Anyway, back to the book review. Somehow the authors got involved with the Canadian Natives plight, swept up in it through the years, and have viewed the book of Romans as a way to fight "colonialism" and stick it to the "Truth and Reconciliation Commission" which actually exists for the sole purpose of "reconciliation." I don't think their comments and assumptions on behalf of Paul are helping in that regard. But everyone has some agenda, so let's move on.
The only problem is that the authors can't. And if that's not enough after they get all warm and "touchy-feely" at the beginning and are encouraging us to use our hearts more while reading Romans to get to the core of Paul's "longings" as he wrote it, they dissolve into a hypothetical question and answer that involves one dry and "brainiac" answer after another to display that their "Phds" are well-earned.
Examples: "The Truth and Reconciliation Commissions call to repudiate the ideology of conquest, assimilation, and genocide amounts to the disarming of the foundations of a colonist society."
"Did this letter legitimate or subvert the foundational myths, symbols, practices, and structures that characterized life at the center of the empire?"
"Paul repeatedly emphasizes an ethos of mutual welcome that abstains from exclusionary judgment".
Get the idea.

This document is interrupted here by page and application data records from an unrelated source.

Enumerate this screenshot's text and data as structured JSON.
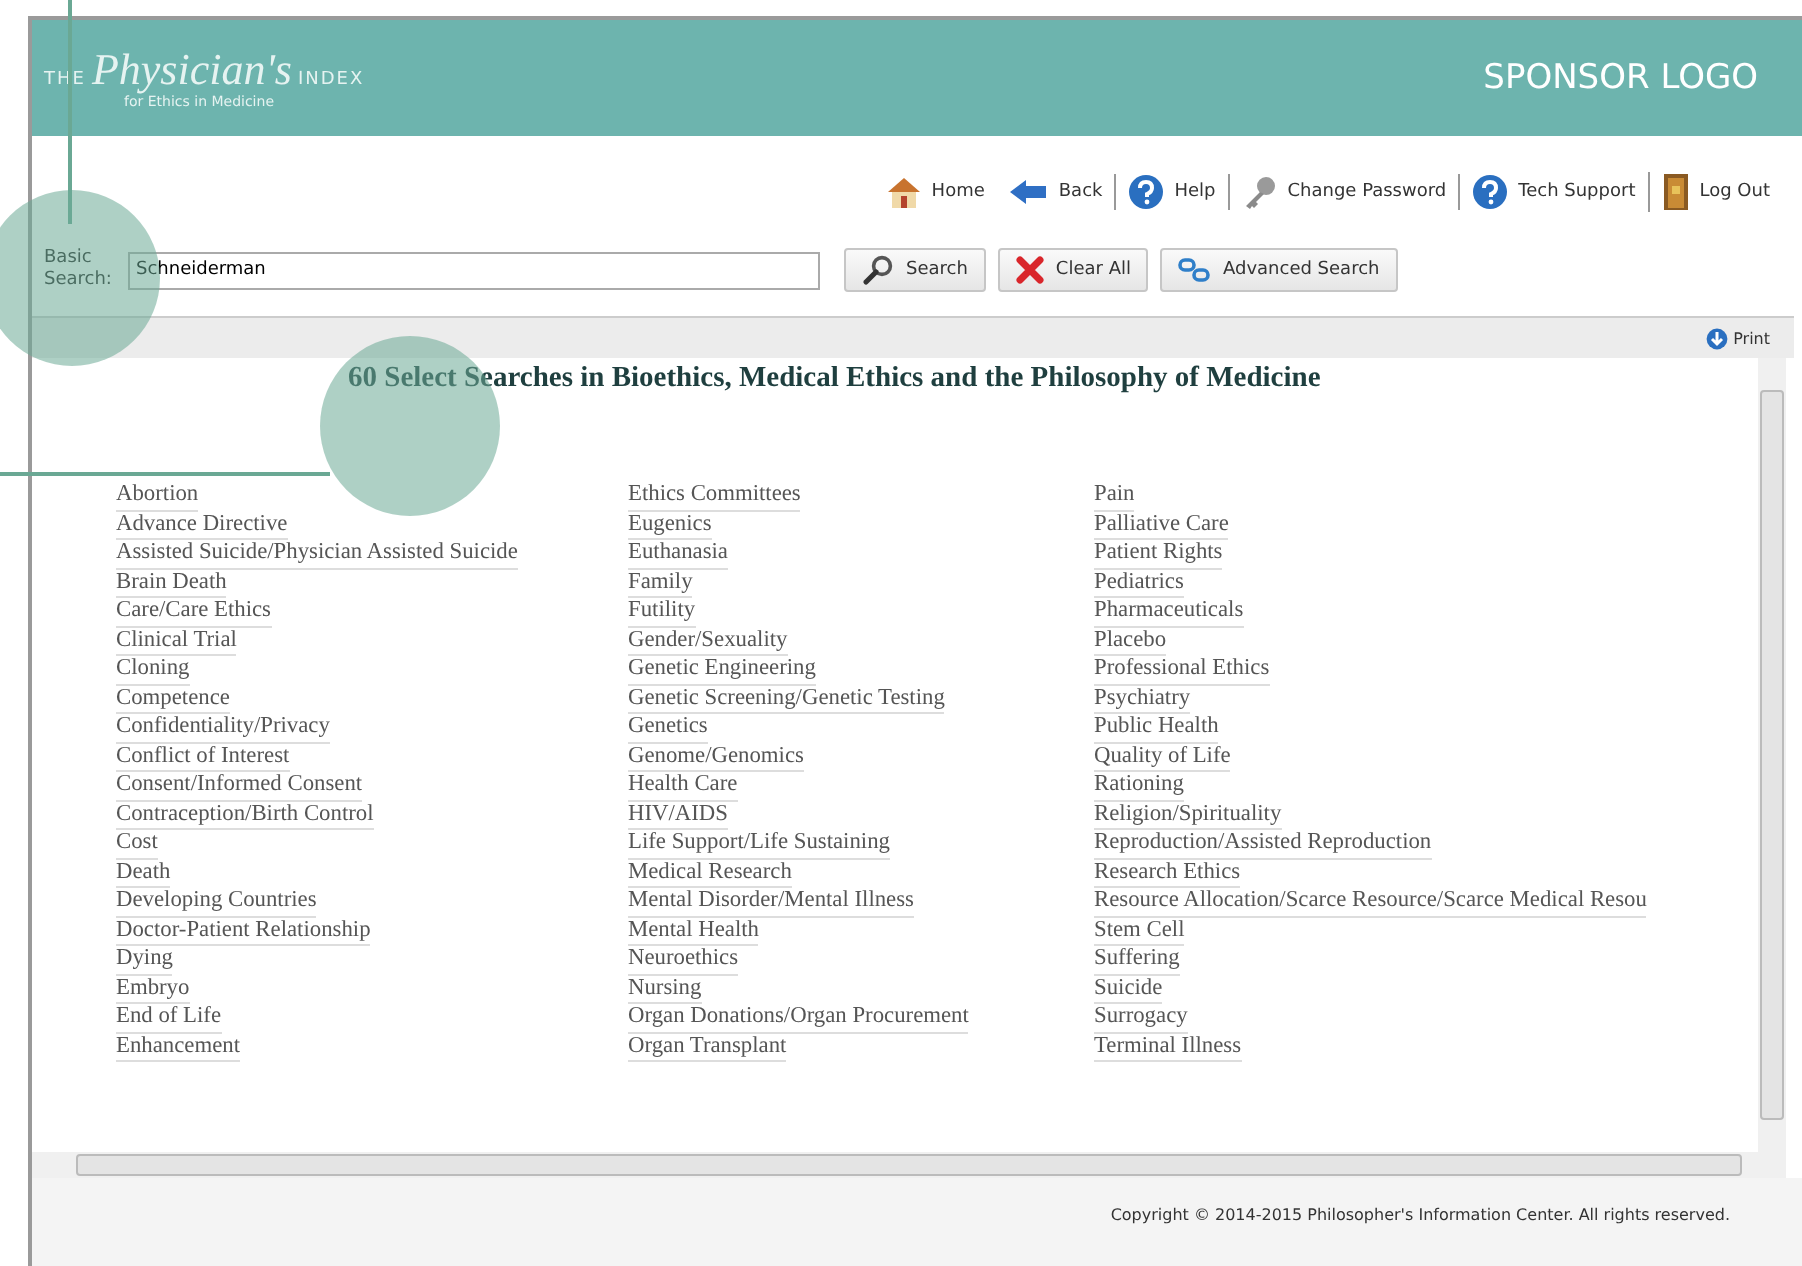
{
  "header": {
    "logo": {
      "prefix": "THE",
      "name": "Physician's",
      "suffix": "INDEX",
      "tagline": "for Ethics in Medicine"
    },
    "sponsor": "SPONSOR LOGO"
  },
  "nav": [
    {
      "kind": "home",
      "label": "Home"
    },
    {
      "kind": "back",
      "label": "Back"
    },
    {
      "kind": "help",
      "label": "Help"
    },
    {
      "kind": "key",
      "label": "Change Password"
    },
    {
      "kind": "help",
      "label": "Tech Support"
    },
    {
      "kind": "door",
      "label": "Log Out"
    }
  ],
  "search": {
    "label": "Basic Search:",
    "value": "Schneiderman",
    "buttons": [
      {
        "kind": "search",
        "label": "Search"
      },
      {
        "kind": "clear",
        "label": "Clear All"
      },
      {
        "kind": "advanced",
        "label": "Advanced Search"
      }
    ]
  },
  "toolbar": {
    "print": "Print"
  },
  "title": "60 Select Searches in Bioethics, Medical Ethics and the Philosophy of Medicine",
  "columns": [
    [
      "Abortion",
      "Advance Directive",
      "Assisted Suicide/Physician Assisted Suicide",
      "Brain Death",
      "Care/Care Ethics",
      "Clinical Trial",
      "Cloning",
      "Competence",
      "Confidentiality/Privacy",
      "Conflict of Interest",
      "Consent/Informed Consent",
      "Contraception/Birth Control",
      "Cost",
      "Death",
      "Developing Countries",
      "Doctor-Patient Relationship",
      "Dying",
      "Embryo",
      "End of Life",
      "Enhancement"
    ],
    [
      "Ethics Committees",
      "Eugenics",
      "Euthanasia",
      "Family",
      "Futility",
      "Gender/Sexuality",
      "Genetic Engineering",
      "Genetic Screening/Genetic Testing",
      "Genetics",
      "Genome/Genomics",
      "Health Care",
      "HIV/AIDS",
      "Life Support/Life Sustaining",
      "Medical Research",
      "Mental Disorder/Mental Illness",
      "Mental Health",
      "Neuroethics",
      "Nursing",
      "Organ Donations/Organ Procurement",
      "Organ Transplant"
    ],
    [
      "Pain",
      "Palliative Care",
      "Patient Rights",
      "Pediatrics",
      "Pharmaceuticals",
      "Placebo",
      "Professional Ethics",
      "Psychiatry",
      "Public Health",
      "Quality of Life",
      "Rationing",
      "Religion/Spirituality",
      "Reproduction/Assisted Reproduction",
      "Research Ethics",
      "Resource Allocation/Scarce Resource/Scarce Medical Resou",
      "Stem Cell",
      "Suffering",
      "Suicide",
      "Surrogacy",
      "Terminal Illness"
    ]
  ],
  "footer": "Copyright © 2014-2015 Philosopher's Information Center. All rights reserved."
}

Page after page of talk like this. I feel very bad for people who picked up this book thinking it would give them a fresh and deeper view of the book of Romans. I feel very bad that it took many years to write this book because the authors were forever rewriting after test readers would ask for clarification (although now I understand why). I feel very bad that I didn't have the heart to see this book to end. I feel very bad that my own mother attended one of these Catholic-run schools but NOT for free and NEVER got any apology or any free education from it.

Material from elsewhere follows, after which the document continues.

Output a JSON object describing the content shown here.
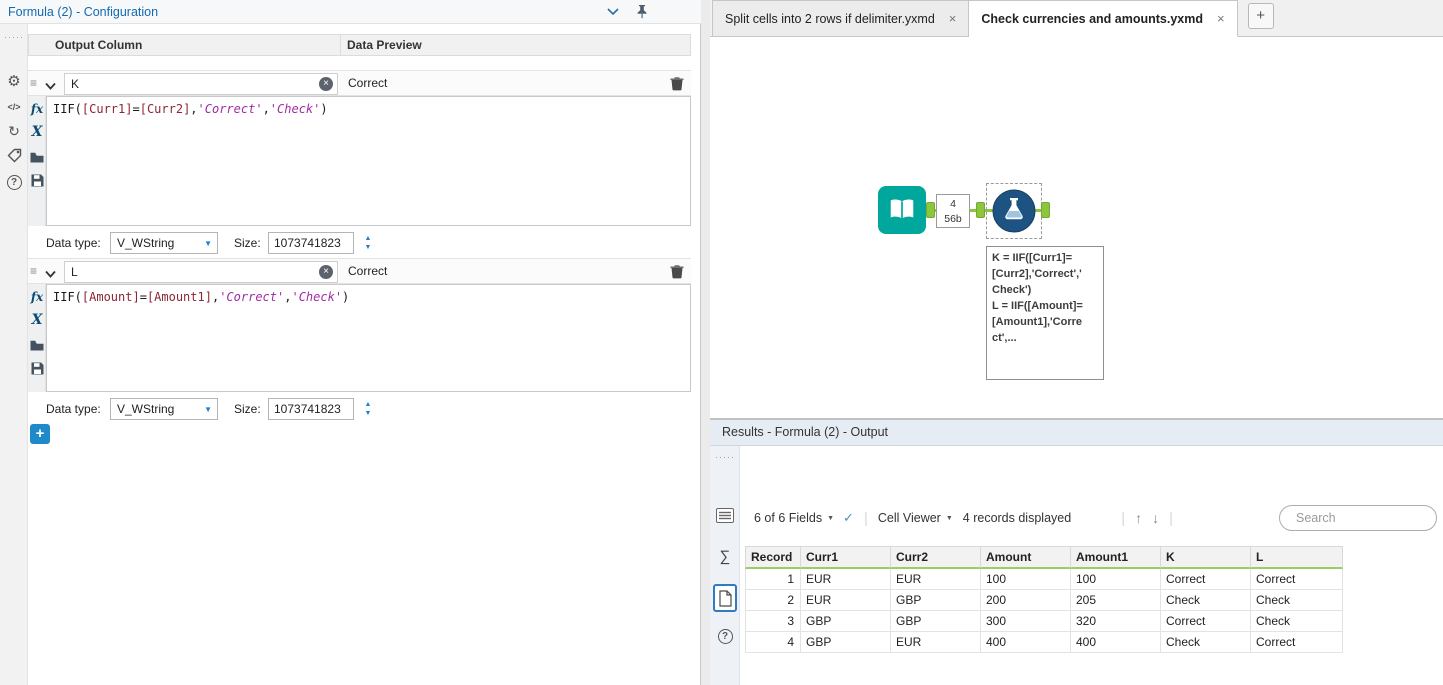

But on the other hand I realized that, as much of a "brainiac" as he was, the apostle Paul never "subverted" the basic meaning of his letter to the Romans by using all the big words he no doubt knew. He wrote from the heart to people he loved, preached "Christ crucified" and did it so my eleven-year-old self had no problem understanding his "longing".
Skip THIS book, open the Bible, and read Paul's letter to the Romans. And all the others he wrote from the very mouth of God as he sat condemned in prison simply because he loved Jesus.
Nuf said yet?
I hope this helps. Thanks for reading another one of my reviews even though it doesn't put things into "the sociohistorical context of Paul's systematic theology". Yikes!